叶莲知他闹别扭,叹息着唤他一句,便不再继续问下去。
街市上略过疾行的马车,扬起漫天尘土,他张嘴欲言,却被尘埃呛到,捂着口鼻躬身咳嗽起来。
他平日只要不开口,站在那儿就是个翩翩公子,再带上面上点点猩红和他含着眼泪的眸子……就更加惹人怜爱了。
叶莲见状,伸手抚过他的脊背,一下一下给他顺着气。
“哎,你未过门的妻子还在这站着呢!有这么不顾情面的么?”
骆飞雪着实见不得他装模作样的样式,一开口就有意呛他。
她倒是没别的意思,纯粹过嘴瘾,叶莲这个心头有愧的一听,被刺到似的弹开,连扶都不敢扶他了。
“咳咳,现下、你倒是认得勤快了,安的什么心。
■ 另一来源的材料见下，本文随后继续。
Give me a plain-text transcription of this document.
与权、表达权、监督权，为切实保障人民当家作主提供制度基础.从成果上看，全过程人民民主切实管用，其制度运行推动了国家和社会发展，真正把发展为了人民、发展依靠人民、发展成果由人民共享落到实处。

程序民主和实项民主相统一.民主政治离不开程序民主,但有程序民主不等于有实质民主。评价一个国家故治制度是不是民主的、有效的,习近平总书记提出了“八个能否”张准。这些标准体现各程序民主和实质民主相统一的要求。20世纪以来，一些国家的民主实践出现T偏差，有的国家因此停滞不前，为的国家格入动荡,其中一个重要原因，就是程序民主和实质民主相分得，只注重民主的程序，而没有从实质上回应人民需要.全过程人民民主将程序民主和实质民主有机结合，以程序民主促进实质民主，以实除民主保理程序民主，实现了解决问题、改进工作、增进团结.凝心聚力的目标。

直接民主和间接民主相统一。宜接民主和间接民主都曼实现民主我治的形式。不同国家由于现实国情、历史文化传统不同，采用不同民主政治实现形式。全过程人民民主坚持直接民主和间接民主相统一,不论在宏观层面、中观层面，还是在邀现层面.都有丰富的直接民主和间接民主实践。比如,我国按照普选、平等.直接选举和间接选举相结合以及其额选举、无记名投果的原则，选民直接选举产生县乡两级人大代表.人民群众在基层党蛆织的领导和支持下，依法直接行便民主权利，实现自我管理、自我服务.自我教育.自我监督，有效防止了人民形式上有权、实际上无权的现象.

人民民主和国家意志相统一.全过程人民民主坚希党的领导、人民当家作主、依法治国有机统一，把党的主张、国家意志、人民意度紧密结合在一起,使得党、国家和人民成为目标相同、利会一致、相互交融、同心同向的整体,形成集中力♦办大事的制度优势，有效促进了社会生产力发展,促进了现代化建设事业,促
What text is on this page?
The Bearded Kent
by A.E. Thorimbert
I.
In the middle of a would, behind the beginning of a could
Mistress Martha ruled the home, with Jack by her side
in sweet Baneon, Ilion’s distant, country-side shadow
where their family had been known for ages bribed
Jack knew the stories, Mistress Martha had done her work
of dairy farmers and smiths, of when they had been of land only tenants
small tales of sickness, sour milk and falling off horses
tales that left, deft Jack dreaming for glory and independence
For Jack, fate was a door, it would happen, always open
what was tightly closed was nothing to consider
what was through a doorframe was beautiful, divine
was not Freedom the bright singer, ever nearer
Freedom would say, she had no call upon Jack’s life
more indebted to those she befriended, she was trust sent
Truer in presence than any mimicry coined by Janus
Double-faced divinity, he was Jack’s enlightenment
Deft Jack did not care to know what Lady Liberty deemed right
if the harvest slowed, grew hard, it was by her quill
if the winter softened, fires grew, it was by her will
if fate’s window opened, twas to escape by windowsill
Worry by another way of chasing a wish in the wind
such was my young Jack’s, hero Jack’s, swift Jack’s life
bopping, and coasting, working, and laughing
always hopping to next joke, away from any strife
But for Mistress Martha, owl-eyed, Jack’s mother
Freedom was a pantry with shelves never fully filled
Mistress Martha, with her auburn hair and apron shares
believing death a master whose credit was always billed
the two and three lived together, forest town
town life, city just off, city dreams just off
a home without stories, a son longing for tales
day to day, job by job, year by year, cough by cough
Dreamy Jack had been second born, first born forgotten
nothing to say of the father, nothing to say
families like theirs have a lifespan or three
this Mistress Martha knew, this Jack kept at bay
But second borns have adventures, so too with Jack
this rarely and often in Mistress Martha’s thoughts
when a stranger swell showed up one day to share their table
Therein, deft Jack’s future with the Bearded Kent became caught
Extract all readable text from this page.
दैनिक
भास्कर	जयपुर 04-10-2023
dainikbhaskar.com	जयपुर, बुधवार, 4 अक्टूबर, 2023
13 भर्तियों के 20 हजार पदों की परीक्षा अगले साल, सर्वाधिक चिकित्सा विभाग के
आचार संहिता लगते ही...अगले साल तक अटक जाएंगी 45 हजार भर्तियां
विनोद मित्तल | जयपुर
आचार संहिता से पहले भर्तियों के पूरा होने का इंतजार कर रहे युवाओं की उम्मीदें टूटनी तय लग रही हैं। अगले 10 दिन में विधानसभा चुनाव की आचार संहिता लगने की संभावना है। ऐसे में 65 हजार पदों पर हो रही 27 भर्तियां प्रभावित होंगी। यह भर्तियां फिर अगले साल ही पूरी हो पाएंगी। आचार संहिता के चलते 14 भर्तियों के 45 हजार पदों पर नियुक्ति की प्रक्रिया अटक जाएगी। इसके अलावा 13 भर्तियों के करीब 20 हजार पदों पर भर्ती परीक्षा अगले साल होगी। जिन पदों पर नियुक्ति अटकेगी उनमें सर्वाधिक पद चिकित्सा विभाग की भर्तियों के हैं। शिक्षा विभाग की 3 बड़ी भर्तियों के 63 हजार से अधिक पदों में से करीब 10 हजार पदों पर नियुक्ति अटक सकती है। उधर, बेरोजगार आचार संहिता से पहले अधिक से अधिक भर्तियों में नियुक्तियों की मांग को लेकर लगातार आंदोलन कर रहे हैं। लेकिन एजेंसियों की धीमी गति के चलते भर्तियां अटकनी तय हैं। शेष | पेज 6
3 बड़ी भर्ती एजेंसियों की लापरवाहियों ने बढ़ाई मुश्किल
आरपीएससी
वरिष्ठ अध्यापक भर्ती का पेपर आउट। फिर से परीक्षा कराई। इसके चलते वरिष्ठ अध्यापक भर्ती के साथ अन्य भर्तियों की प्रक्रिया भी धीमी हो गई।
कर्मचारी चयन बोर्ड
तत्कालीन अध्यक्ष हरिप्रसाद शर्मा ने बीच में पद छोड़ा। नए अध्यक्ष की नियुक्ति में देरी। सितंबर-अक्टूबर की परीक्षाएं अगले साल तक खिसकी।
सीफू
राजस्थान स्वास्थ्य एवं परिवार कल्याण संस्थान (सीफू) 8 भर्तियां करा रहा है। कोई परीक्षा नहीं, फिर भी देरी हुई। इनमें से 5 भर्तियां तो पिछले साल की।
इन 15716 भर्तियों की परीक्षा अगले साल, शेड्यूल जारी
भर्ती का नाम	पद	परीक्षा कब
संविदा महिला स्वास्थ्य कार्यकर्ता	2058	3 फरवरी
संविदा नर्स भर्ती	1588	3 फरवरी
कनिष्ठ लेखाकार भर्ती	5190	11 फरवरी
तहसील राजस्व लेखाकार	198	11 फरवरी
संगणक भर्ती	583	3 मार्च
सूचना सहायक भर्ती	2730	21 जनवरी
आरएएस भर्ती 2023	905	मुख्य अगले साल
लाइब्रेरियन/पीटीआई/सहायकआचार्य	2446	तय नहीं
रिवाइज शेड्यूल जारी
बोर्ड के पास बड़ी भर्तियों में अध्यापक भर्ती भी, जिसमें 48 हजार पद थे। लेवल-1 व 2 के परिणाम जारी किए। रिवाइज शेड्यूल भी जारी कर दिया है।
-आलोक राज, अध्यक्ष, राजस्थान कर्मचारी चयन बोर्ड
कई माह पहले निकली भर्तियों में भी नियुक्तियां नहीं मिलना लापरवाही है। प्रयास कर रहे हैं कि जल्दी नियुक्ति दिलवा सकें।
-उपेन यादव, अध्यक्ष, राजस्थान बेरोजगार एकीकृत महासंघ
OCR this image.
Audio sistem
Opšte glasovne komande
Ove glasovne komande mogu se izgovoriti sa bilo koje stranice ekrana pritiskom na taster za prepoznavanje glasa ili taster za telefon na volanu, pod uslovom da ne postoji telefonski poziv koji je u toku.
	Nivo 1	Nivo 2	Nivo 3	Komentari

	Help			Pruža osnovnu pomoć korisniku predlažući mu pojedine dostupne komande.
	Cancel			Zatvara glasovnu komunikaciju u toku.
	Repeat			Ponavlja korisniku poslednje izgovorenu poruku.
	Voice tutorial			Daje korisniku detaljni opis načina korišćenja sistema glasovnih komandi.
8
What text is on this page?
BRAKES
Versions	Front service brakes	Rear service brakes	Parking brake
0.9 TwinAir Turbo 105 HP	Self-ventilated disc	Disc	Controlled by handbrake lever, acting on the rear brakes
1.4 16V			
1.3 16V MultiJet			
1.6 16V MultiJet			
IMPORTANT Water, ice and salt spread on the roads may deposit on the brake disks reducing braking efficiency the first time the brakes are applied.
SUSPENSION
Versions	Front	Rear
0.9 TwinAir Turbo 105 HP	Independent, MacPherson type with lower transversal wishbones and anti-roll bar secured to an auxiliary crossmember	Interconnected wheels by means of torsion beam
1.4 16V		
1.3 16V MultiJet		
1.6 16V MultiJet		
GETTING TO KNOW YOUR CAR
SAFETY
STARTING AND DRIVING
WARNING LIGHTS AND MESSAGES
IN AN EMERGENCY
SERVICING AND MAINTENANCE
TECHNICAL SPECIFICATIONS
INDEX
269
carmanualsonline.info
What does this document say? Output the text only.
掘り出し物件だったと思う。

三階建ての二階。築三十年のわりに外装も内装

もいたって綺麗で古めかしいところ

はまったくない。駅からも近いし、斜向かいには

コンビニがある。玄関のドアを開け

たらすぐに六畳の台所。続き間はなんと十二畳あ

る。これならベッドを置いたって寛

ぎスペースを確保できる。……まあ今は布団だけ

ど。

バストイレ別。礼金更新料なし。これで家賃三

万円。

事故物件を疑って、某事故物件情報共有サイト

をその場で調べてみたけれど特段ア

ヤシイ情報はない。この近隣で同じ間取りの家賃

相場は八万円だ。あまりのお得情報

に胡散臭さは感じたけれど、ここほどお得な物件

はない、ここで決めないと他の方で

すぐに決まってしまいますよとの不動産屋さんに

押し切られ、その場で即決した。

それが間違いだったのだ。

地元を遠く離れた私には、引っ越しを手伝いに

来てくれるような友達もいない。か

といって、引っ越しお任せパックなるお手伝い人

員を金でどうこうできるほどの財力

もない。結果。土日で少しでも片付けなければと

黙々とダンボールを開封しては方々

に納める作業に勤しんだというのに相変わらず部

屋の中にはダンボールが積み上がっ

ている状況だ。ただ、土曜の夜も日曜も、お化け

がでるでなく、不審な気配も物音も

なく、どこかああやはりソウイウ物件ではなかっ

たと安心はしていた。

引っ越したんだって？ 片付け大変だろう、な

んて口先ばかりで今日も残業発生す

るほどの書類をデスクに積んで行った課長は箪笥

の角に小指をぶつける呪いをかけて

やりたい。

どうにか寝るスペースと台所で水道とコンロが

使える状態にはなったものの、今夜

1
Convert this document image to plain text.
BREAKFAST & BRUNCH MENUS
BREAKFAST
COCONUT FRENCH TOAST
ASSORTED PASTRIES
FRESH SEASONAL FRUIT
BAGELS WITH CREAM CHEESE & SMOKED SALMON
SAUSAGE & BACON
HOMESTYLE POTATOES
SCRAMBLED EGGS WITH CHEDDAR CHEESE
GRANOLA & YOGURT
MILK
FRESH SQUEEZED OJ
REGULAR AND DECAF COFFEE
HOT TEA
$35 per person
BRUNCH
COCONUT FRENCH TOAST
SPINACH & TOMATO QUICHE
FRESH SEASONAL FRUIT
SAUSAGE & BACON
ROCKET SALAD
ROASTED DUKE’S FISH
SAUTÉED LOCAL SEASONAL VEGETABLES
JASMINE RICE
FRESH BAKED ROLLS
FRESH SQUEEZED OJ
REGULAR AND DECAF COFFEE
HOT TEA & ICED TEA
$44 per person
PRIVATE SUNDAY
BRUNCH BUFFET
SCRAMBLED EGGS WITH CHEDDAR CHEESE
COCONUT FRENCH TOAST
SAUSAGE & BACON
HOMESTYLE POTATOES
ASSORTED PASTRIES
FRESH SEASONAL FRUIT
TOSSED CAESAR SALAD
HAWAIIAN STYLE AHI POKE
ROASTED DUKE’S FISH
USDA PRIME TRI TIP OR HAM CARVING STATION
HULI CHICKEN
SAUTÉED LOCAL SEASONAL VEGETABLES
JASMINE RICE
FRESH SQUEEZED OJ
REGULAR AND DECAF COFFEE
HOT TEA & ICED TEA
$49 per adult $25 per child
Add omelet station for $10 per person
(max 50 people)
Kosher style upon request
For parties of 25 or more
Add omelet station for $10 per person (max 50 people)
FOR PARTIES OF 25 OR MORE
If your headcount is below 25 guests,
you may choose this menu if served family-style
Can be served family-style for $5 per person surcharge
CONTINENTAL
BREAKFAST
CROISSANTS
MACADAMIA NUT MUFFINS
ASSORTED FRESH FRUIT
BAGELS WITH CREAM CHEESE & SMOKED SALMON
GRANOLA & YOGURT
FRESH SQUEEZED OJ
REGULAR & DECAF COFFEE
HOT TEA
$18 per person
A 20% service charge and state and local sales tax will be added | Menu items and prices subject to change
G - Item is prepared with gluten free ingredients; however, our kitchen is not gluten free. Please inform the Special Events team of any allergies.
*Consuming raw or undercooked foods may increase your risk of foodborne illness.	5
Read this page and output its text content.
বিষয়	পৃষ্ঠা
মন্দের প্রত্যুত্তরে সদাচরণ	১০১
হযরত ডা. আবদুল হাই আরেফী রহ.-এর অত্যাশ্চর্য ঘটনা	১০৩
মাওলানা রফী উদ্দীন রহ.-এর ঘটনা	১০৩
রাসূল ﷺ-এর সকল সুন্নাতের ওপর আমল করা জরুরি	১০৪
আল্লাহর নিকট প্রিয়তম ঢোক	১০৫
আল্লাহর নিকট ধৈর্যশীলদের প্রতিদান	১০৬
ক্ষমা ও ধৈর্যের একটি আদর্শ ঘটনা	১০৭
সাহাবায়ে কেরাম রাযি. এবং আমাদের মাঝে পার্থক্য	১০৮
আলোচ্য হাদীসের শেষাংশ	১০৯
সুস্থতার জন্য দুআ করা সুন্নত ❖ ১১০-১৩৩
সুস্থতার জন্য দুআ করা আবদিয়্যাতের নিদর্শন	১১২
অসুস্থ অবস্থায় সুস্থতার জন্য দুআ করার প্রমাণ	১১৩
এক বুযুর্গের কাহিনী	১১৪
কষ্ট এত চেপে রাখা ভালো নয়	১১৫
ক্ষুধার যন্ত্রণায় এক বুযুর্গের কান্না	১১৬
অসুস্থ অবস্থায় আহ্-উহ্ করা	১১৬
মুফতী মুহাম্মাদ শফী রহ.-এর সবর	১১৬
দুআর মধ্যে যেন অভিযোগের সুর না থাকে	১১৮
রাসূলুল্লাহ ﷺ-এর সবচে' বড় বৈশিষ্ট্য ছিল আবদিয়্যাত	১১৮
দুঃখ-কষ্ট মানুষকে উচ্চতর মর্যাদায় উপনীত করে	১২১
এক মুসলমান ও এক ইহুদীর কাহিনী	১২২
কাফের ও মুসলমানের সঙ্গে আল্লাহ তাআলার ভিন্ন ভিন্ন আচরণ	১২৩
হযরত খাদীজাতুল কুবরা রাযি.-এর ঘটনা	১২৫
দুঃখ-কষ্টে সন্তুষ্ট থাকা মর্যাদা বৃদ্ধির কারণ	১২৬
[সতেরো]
”李兰钧捏着染得嫣红的手巾,站直身子冷声道。
骆飞雪听罢翻了个白眼,转身朝医馆走,门前没了她的人影,声音却嘹亮地传出来。
“小莲儿,你要是舍不得他死在我门口,就把他提进来!”
叶莲擦擦额上冷汗,颔首应了声好,随后犹豫着站在原地盯着李兰钧,手举在半空又放下。
李兰钧似乎看出了她的踌躇,拂拂衣袖兀自走进医馆,头也不回径直往诊案前坐下。
诊案后的骆飞雪嫌恶地皱起眉,撇撇嘴给他号脉。
屋外,叶莲回头看向晏雨声。
他神色平静,独自收拾桌上狼藉,察觉到她的目光,他顿了片刻,抬起头望着她。
晏雨声生着苦大仇深的木头脸,眉目凌厉,鼻如山尖,唇薄而色淡,一副杜绝情爱的苦修模样。
此时他眸中却有了起伏,叶莲隐约觉得他不高兴,但又不好直说。